Bitcoin created a means of monetary exchange for ransomware, which didn’t exist before. It allowed hackers to employ easier, more lucrative methods of attack — and so they did. That’s what today’s headlines are all about.
For example, 10 years ago the low-hanging fruit for attackers was consumers’ personal data. You could copy it from corporate archives and then sell it on the dark web somewhere, but you still had to sell it. Converting the stolen asset into cash was always the last step.
Bitcoin eliminates the conversion problem for attackers. Which means they no longer need to steal an asset that requires conversion. The more valuable asset is the company’s ability to operate — so that’s what you steal, via a ransomware attack.
Nobody could do that until now because (a) corporate operations weren’t so heavily dependent on IT; and (b) you couldn’t easily launder the ransom proceeds into usable cash. Both of those restraints no longer hold, so ransomware has soared as a cybersecurity threat.
Now let’s go back to my friend the vendor’s quip: “It’s easier to solve for compliance than to solve for cybersecurity.”
That may be true, but in our newly emerging world, it’s more urgent to solve for cybersecurity than compliance — because, really, what senior executive will care that the business is GDPR-compliant, if the company can’t get gas into the pipeline or meat off the loading dock?
What Comes Next
That still leaves us with the question of how compliance, security teams, and other risk assurance functions should work together to combat such a pernicious threat.
The challenge for the organization will be how to embed good cybersecurity practices across the whole enterprise, when you don’t have a static, fixed risk to manage. Instead, you have one that shifts and evolves constantly. That’s far more complicated than the risk of non-compliance with a specific regulation.
Clearly the compliance team can be part of the response, because so many of the necessary measures are things that compliance does well: developing policies, testing internal controls, assuring that training of employees and third-parties takes place, and so forth.
What we’ll need, however, is a much more collaborative, “whole company” approach to addressing cybersecurity. IT teams will develop and implement the technical tools. Internal audit will explore the risks and test existing controls.

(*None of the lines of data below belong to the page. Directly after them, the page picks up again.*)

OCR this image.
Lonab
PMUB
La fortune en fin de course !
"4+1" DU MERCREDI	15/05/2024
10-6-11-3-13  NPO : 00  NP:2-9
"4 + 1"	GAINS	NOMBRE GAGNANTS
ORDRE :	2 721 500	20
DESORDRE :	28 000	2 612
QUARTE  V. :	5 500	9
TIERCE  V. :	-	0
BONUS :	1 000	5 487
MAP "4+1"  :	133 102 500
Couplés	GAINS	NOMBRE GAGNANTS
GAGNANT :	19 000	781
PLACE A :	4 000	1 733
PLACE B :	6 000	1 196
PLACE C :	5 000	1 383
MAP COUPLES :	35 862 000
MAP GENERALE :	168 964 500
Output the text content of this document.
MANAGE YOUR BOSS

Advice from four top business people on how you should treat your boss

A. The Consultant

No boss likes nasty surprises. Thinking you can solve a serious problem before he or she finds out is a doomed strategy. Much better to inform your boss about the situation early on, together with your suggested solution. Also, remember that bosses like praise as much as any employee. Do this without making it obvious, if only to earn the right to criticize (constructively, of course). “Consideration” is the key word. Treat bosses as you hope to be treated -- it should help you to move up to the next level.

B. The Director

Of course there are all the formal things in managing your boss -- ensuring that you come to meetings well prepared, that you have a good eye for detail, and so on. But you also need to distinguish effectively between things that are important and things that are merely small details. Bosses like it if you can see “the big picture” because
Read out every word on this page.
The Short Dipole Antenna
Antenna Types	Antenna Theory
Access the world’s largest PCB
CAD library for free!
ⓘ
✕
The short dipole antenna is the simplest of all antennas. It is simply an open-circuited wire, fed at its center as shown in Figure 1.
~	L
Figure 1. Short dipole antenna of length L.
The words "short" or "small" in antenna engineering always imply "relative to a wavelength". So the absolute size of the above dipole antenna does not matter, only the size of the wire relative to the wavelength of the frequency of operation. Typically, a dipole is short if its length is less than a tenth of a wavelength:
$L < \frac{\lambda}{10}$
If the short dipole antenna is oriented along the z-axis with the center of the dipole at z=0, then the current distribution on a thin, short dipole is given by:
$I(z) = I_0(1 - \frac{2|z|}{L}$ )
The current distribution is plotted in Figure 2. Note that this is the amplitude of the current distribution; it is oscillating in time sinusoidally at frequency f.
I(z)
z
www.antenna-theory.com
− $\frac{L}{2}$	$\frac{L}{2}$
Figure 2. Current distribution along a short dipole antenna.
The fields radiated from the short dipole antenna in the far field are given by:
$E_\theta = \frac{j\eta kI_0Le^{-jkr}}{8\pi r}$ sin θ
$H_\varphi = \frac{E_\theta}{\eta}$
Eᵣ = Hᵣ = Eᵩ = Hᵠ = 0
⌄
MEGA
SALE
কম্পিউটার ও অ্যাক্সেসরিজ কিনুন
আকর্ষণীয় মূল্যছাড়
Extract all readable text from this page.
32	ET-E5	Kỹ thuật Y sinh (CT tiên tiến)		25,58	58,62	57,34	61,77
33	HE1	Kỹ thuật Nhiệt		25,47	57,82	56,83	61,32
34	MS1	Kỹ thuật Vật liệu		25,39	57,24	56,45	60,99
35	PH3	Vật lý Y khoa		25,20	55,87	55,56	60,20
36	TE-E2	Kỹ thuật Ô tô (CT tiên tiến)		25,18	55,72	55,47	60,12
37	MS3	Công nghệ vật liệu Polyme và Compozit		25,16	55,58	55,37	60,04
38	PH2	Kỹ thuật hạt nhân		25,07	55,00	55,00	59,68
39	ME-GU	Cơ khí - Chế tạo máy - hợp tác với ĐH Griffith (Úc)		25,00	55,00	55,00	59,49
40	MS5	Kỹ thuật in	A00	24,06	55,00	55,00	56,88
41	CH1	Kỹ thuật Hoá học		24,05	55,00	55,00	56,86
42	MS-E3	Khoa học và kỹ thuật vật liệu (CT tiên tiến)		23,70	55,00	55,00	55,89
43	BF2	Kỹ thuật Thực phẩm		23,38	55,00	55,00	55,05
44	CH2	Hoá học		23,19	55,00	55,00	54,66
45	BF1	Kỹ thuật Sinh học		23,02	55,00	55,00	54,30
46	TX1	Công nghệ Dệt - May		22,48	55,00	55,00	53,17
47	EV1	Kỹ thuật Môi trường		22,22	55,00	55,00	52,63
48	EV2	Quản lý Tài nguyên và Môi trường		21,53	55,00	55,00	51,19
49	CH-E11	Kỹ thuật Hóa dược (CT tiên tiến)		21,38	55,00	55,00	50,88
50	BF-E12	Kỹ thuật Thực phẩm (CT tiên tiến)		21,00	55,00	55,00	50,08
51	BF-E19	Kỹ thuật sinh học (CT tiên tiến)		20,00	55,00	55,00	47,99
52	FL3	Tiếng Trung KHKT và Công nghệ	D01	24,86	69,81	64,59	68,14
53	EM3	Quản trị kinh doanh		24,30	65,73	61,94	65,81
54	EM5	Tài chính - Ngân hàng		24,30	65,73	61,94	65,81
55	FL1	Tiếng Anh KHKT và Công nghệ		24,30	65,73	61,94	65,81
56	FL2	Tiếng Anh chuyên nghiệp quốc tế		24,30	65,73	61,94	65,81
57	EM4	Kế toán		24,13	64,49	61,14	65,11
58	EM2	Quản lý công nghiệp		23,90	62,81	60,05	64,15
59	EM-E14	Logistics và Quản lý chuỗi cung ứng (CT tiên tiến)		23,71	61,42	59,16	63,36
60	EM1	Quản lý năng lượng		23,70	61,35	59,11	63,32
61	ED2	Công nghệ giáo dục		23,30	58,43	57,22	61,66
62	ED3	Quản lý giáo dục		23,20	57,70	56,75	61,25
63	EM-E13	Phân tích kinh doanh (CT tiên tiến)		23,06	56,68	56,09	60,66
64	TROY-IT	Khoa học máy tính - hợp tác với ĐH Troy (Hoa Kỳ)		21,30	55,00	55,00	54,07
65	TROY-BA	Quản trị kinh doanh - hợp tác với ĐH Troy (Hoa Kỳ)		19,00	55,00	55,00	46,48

Compliance (perhaps in conjunction with HR) will help the IT security team to roll out policies, procedures, training, and other steps across the extended enterprise.
That’s not going to be easy. Boardroom and senior executive support will be crucial to mobilize so many resources, and to maintain that focus quarter after quarter. That’s hard enough to do for specific regulatory risks, let alone an amorphous operational risk like cybersecurity.
Then again, if cybersecurity really is at an inflection point, maybe this effort will finally get the attention it deserves.